Le porte-parole du groupe rebelle des Forces Nouvelles, Felicien Sekongo, a dit à IRIN que les autorités de son mouvement ne participaient pas à des détournements de fonds. « Les gens déclarent toutes sortes de choses qui nous étonnent. Nous sommes ici pour nous battre pour le peuple. Cette lutte n’est pas destinée à nous enrichir… Il est vrai que la population souffre, mais c’est parce que la crise continue ».



Un nouvel accord ?



Des employés du secteur public ont averti qu’il ne fallait pas considérer les élections comme un remède miracle contre des maux sociaux profondément enracinés.



« Les choses vont-elles changer en cas d’élections ? Personnellement, je ne pense pas », a dit M. Koné. « La classe politique manque d’imagination. En ce qui concerne l’éducation, il faut trouver une autre solution.

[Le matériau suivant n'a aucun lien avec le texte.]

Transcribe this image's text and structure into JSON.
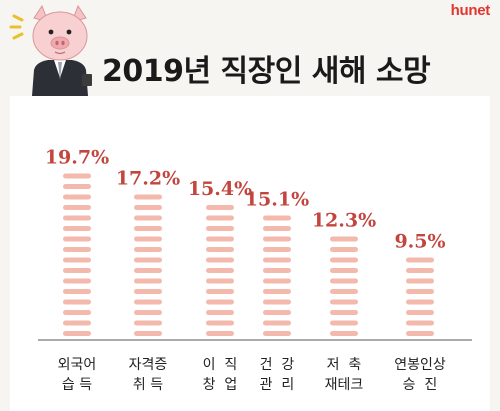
{
  "brand": "hunet",
  "title": "2019년 직장인 새해 소망",
  "icons": {
    "mascot": "pig-businessman-icon"
  },
  "colors": {
    "bar": "#f4b9ad",
    "value": "#c2453e",
    "axis": "#777777",
    "label": "#222222"
  },
  "chart_data": {
    "type": "bar",
    "title": "2019년 직장인 새해 소망",
    "categories": [
      [
        "외국어",
        "습 득"
      ],
      [
        "자격증",
        "취 득"
      ],
      [
        "이  직",
        "창  업"
      ],
      [
        "건  강",
        "관  리"
      ],
      [
        "저  축",
        "재테크"
      ],
      [
        "연봉인상",
        "승  진"
      ]
    ],
    "values": [
      19.7,
      17.2,
      15.4,
      15.1,
      12.3,
      9.5
    ],
    "value_labels": [
      "19.7%",
      "17.2%",
      "15.4%",
      "15.1%",
      "12.3%",
      "9.5%"
    ],
    "ylim": [
      0,
      20
    ],
    "grid": false,
    "xlabel": "",
    "ylabel": ""
  }
}
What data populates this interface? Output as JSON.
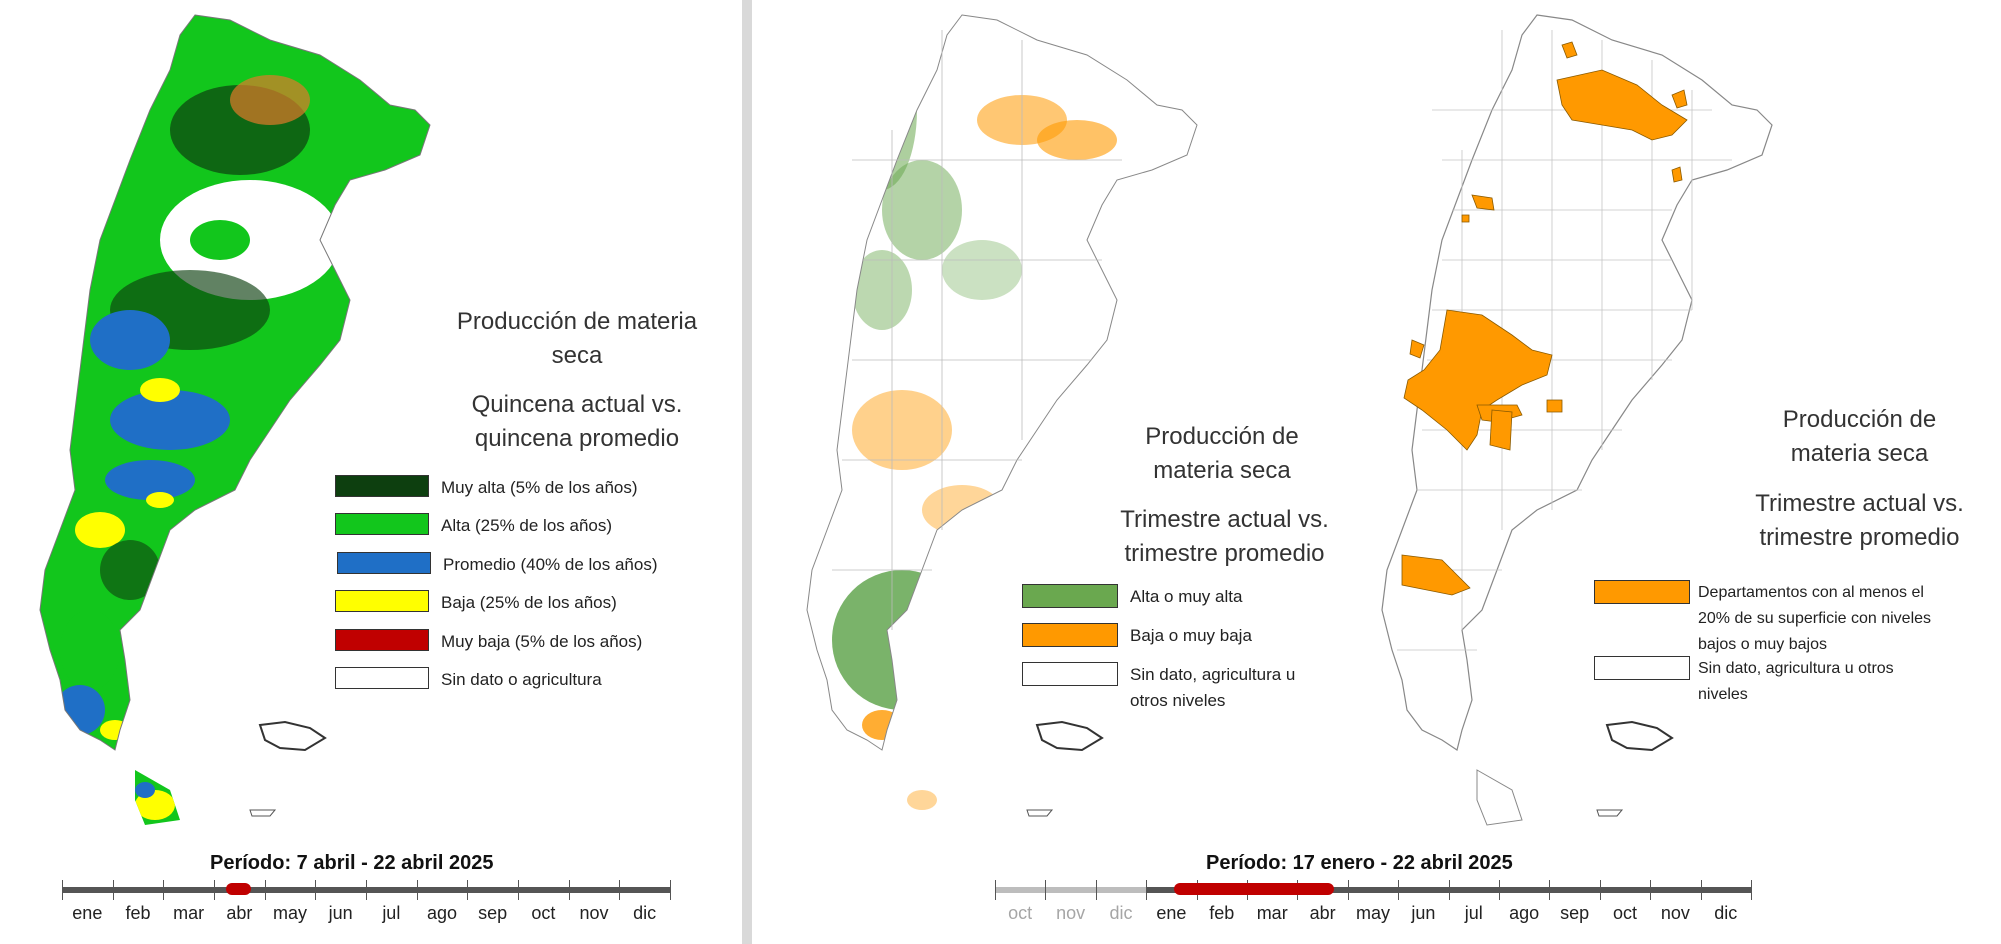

Sinon ce pays continuera à avoir 40 ou 50 de retard par rapport à son potentiel ».



Mais d’autres pensent que les élections sont toujours une condition sine qua non. « Des fonds publics vont-ils être débloqués si des élections ont lieu ? Eh bien, nous attendons juste que les élections aient vraiment lieu, parce que peut-être que le nouveau président proposera au moins un nouvel accord », a dit M. Kouadio à IRIN.



« Les élections ne vont pas résoudre tous nos problèmes », a dit M. Drissa. « Mais elles vont au moins nous permettre de retrouver une situation politique normale. Le pays sera à nouveau uni et le gouvernement pourra commencer à se concentrer sur le peuple, car pour l’instant toute l’attention est portée sur la crise. Les élections sont une première étape vers la résolution de nos problèmes », a-t-il ajouté.